И стало на миг тошно.
– Сани, – сказал, – выпьем еще чего-нибудь…
И неслась ночь за окном – дремучая, истинно российская, которую ни с какой другой ночью не спутаешь. Опустел ресторан.
– Ты куда едешь? – спросил Столыпин.
– Да так… еду.
– Это хорошо. Поезжай!
– А ты, Сани? Тоже «так»?
– Да нет. Посидел вот недавно в наших «Крестах». И, знаешь, что-то мне там не понравилось!
– Сколько и за что? – спросил Сергей Яковлевич.
– Три дня. Не буду объяснять. Ты – правовед, и все поймешь. По статье тысяча пятьсот тридцать пятой…[1] дрянь статьишка! И вот еду посмотреть, как сидится у немцев в Моабите.
– Суворин тебя послал? Или от министерства?
– Это волокитно! Еду на свои кровные. Любительски. Вот приеду в Берлин. Быстро выпью на вокзале коньяку. Быстро набью морду полиции. Быстро сяду в тюрьму. Быстро отсижу, сколько положено. И быстро напишу очерк «Как я сидел в Моабите»… Деньги нужны! Понимаешь? А узнай в министерстве, что я знаком с тюремным вопросом на Западе, так меня, как Данаю прекрасную, Лопухин сбрызнет золотым дождичком!
– Ну-ну, – поскучнел Сергей Яковлевич. – Пошли спать, Сани. Когда Вержболово проедем – ты не спрашивал?..
Поддерживая друг друга на вагонных площадках, они шли через состав. И не был в эту ночь пьян Сергей Яковлевич, но как-то душно пропитался всякой дрянью: тюрьма Моабит и русские «Кресты», девочка японка на шее Сани, а потом братец его – Петр Аркадьевич, что сидит ныне в Саратове, но поговаривают…

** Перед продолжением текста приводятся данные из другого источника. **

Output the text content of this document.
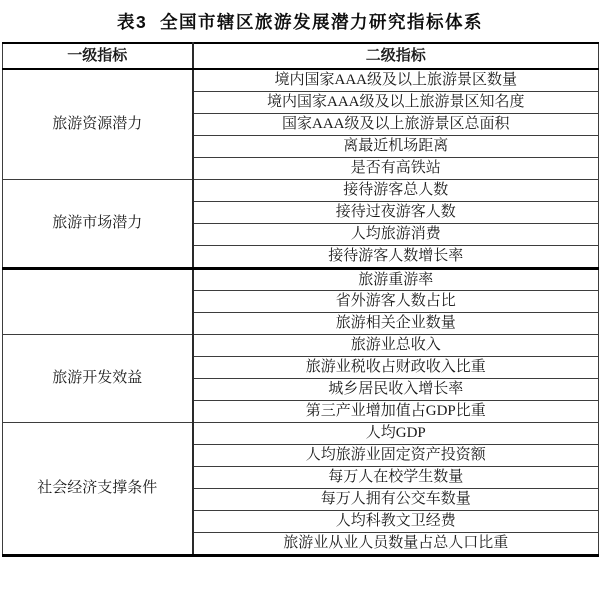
表3  全国市辖区旅游发展潜力研究指标体系
一级指标	二级指标
旅游资源潜力	境内国家AAA级及以上旅游景区数量
	境内国家AAA级及以上旅游景区知名度
	国家AAA级及以上旅游景区总面积
	离最近机场距离
	是否有高铁站
旅游市场潜力	接待游客总人数
	接待过夜游客人数
	人均旅游消费
	接待游客人数增长率
	旅游重游率
	省外游客人数占比
	旅游相关企业数量
旅游开发效益	旅游业总收入
	旅游业税收占财政收入比重
	城乡居民收入增长率
	第三产业增加值占GDP比重
社会经济支撑条件	人均GDP
	人均旅游业固定资产投资额
	每万人在校学生数量
	每万人拥有公交车数量
	人均科教文卫经费
	旅游业从业人员数量占总人口比重
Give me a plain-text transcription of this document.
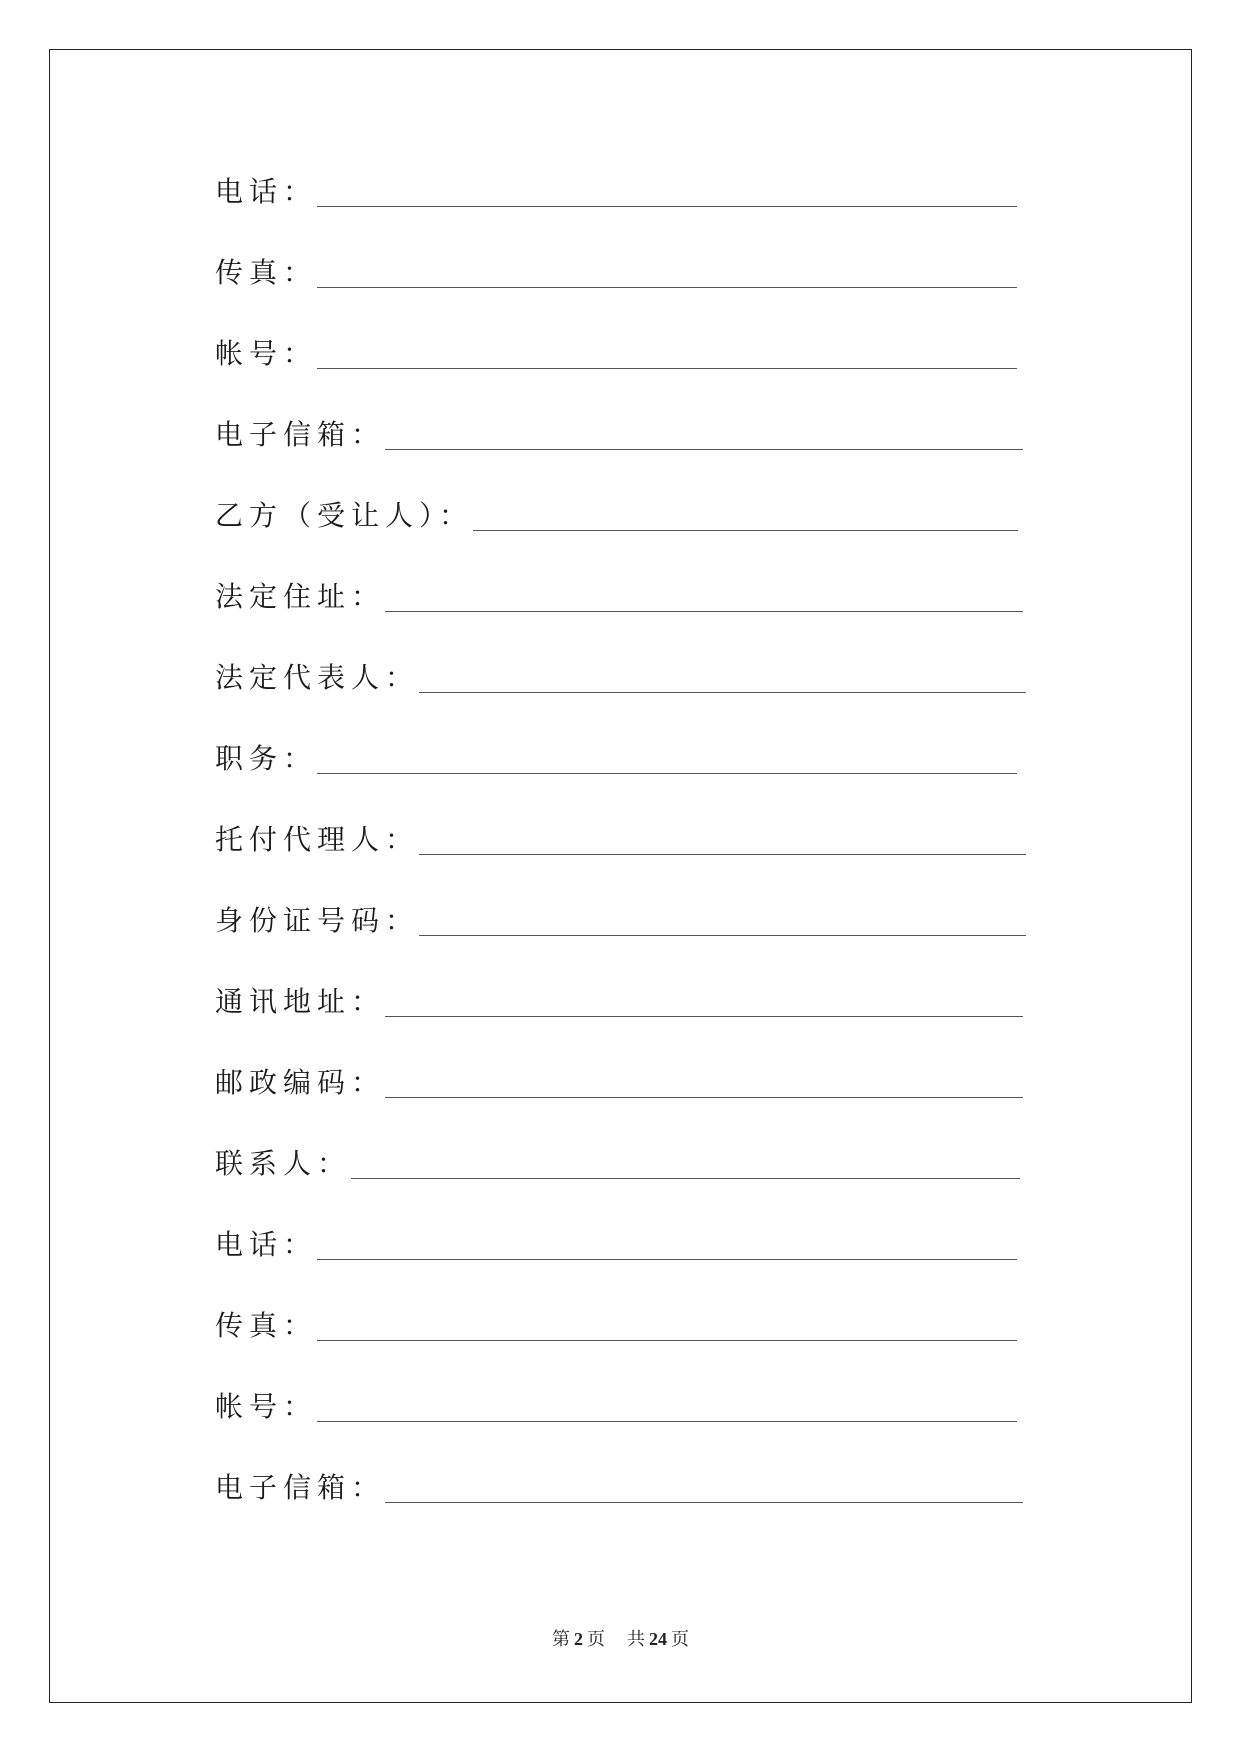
电话：
传真：
帐号：
电子信箱：
乙方（受让人）：
法定住址：
法定代表人：
职务：
托付代理人：
身份证号码：
通讯地址：
邮政编码：
联系人：
电话：
传真：
帐号：
电子信箱：
第 2 页 共 24 页
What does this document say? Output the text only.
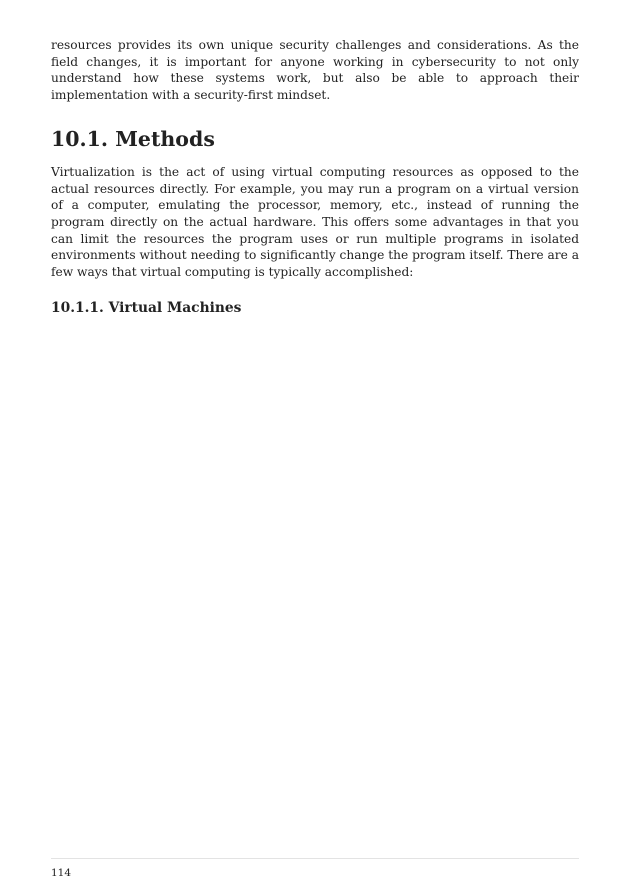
resources provides its own unique security challenges and considerations. As the field changes, it is important for anyone working in cybersecurity to not only understand how these systems work, but also be able to approach their implementation with a security-first mindset.

10.1. Methods

Virtualization is the act of using virtual computing resources as opposed to the actual resources directly. For example, you may run a program on a virtual version of a computer, emulating the processor, memory, etc., instead of running the program directly on the actual hardware. This offers some advantages in that you can limit the resources the program uses or run multiple programs in isolated environments without needing to significantly change the program itself. There are a few ways that virtual computing is typically accomplished:

10.1.1. Virtual Machines
114
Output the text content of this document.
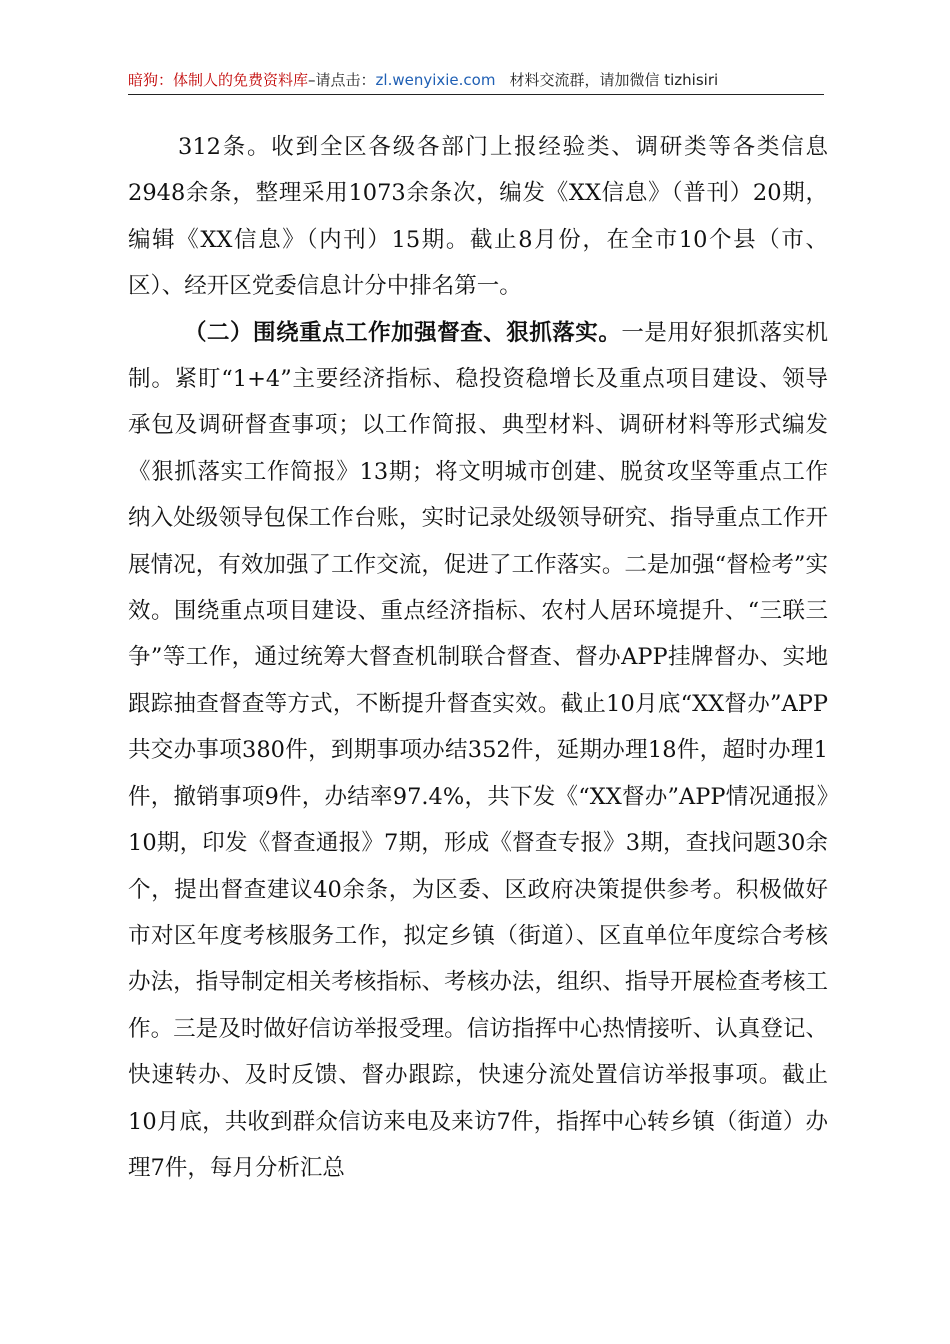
暗狗：体制人的免费资料库–请点击：zl.wenyixie.com 材料交流群，请加微信 tizhisiri

312条。收到全区各级各部门上报经验类、调研类等各类信息2948余条，整理采用1073余条次，编发《XX信息》（普刊）20期，编辑《XX信息》（内刊）15期。截止8月份，在全市10个县（市、区）、经开区党委信息计分中排名第一。

（二）围绕重点工作加强督查、狠抓落实。一是用好狠抓落实机制。紧盯“1+4”主要经济指标、稳投资稳增长及重点项目建设、领导承包及调研督查事项；以工作简报、典型材料、调研材料等形式编发《狠抓落实工作简报》13期；将文明城市创建、脱贫攻坚等重点工作纳入处级领导包保工作台账，实时记录处级领导研究、指导重点工作开展情况，有效加强了工作交流，促进了工作落实。二是加强“督检考”实效。围绕重点项目建设、重点经济指标、农村人居环境提升、“三联三争”等工作，通过统筹大督查机制联合督查、督办APP挂牌督办、实地跟踪抽查督查等方式，不断提升督查实效。截止10月底“XX督办”APP共交办事项380件，到期事项办结352件，延期办理18件，超时办理1件，撤销事项9件，办结率97.4%，共下发《“XX督办”APP情况通报》10期，印发《督查通报》7期，形成《督查专报》3期，查找问题30余个，提出督查建议40余条，为区委、区政府决策提供参考。积极做好市对区年度考核服务工作，拟定乡镇（街道）、区直单位年度综合考核办法，指导制定相关考核指标、考核办法，组织、指导开展检查考核工作。三是及时做好信访举报受理。信访指挥中心热情接听、认真登记、快速转办、及时反馈、督办跟踪，快速分流处置信访举报事项。截止10月底，共收到群众信访来电及来访7件，指挥中心转乡镇（街道）办理7件，每月分析汇总
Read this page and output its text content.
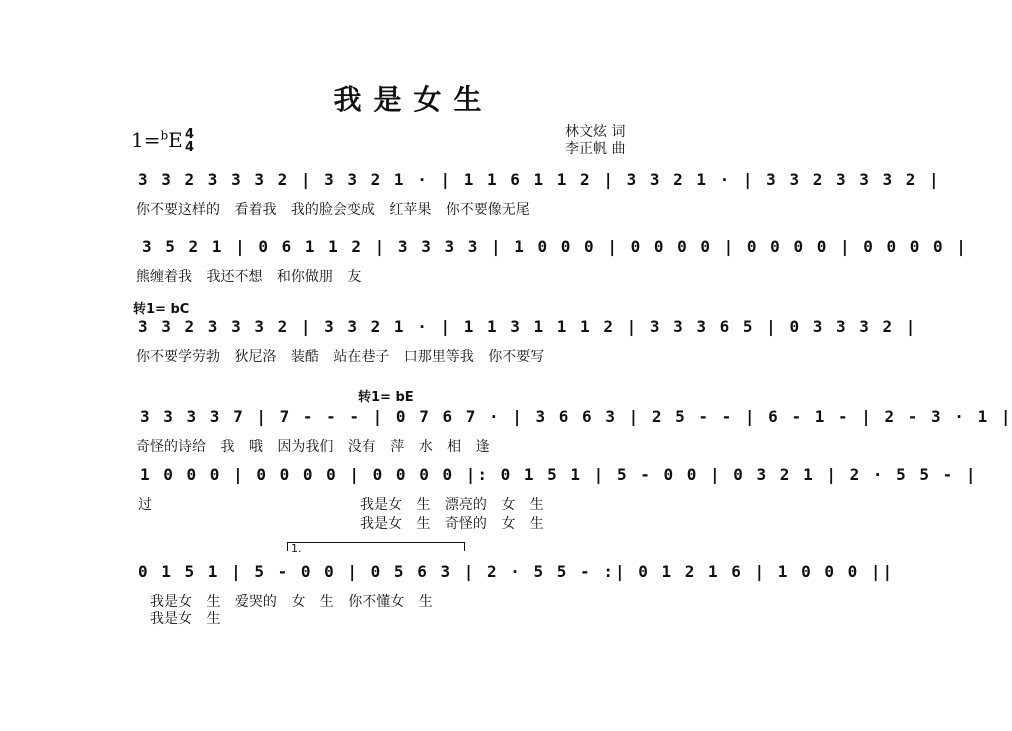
我是女生
1=$^b$E 4
4
林文炫 词
李正帆 曲
3 3 2 3 3 3 2 | 3 3 2 1 · | 1 1 6 1 1 2 | 3 3 2 1 · | 3 3 2 3 3 3 2 |
你不要这样的 看着我 我的脸会变成 红苹果 你不要像无尾
3 5 2 1 | 0 6 1 1 2 | 3 3 3 3 | 1 0 0 0 | 0 0 0 0 | 0 0 0 0 | 0 0 0 0 |
熊缠着我 我还不想 和你做朋 友
转1= bC
3 3 2 3 3 3 2 | 3 3 2 1 · | 1 1 3 1 1 1 2 | 3 3 3 6 5 | 0 3 3 3 2 |
你不要学劳勃 狄尼洛 装酷 站在巷子 口那里等我 你不要写
转1= bE
3 3 3 3 7 | 7 - - - | 0 7 6 7 · | 3 6 6 3 | 2 5 - - | 6 - 1 - | 2 - 3 · 1 |
奇怪的诗给 我 哦 因为我们 没有 萍 水 相 逢
1 0 0 0 | 0 0 0 0 | 0 0 0 0 |: 0 1 5 1 | 5 - 0 0 | 0 3 2 1 | 2 · 5 5 - |
过	我是女 生 漂亮的 女 生
我是女 生 奇怪的 女 生
1.
0 1 5 1 | 5 - 0 0 | 0 5 6 3 | 2 · 5 5 - :| 0 1 2 1 6 | 1 0 0 0 ||
我是女 生 爱哭的 女 生 你不懂女 生
我是女 生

«Ах, чего только не говорят на Руси! Верить ли?»
На узком переходе тамбура, когда с ревом пролетала внизу платформа черного моста, Сани стал кидаться на рельсы.
– Будь оно все проклято! – кричал он, пьяно рыдая.
Мышецкий перехватил его, рывком забросил в вагон. Прижал к стене, и Сани от страха стал тихим и трезвым.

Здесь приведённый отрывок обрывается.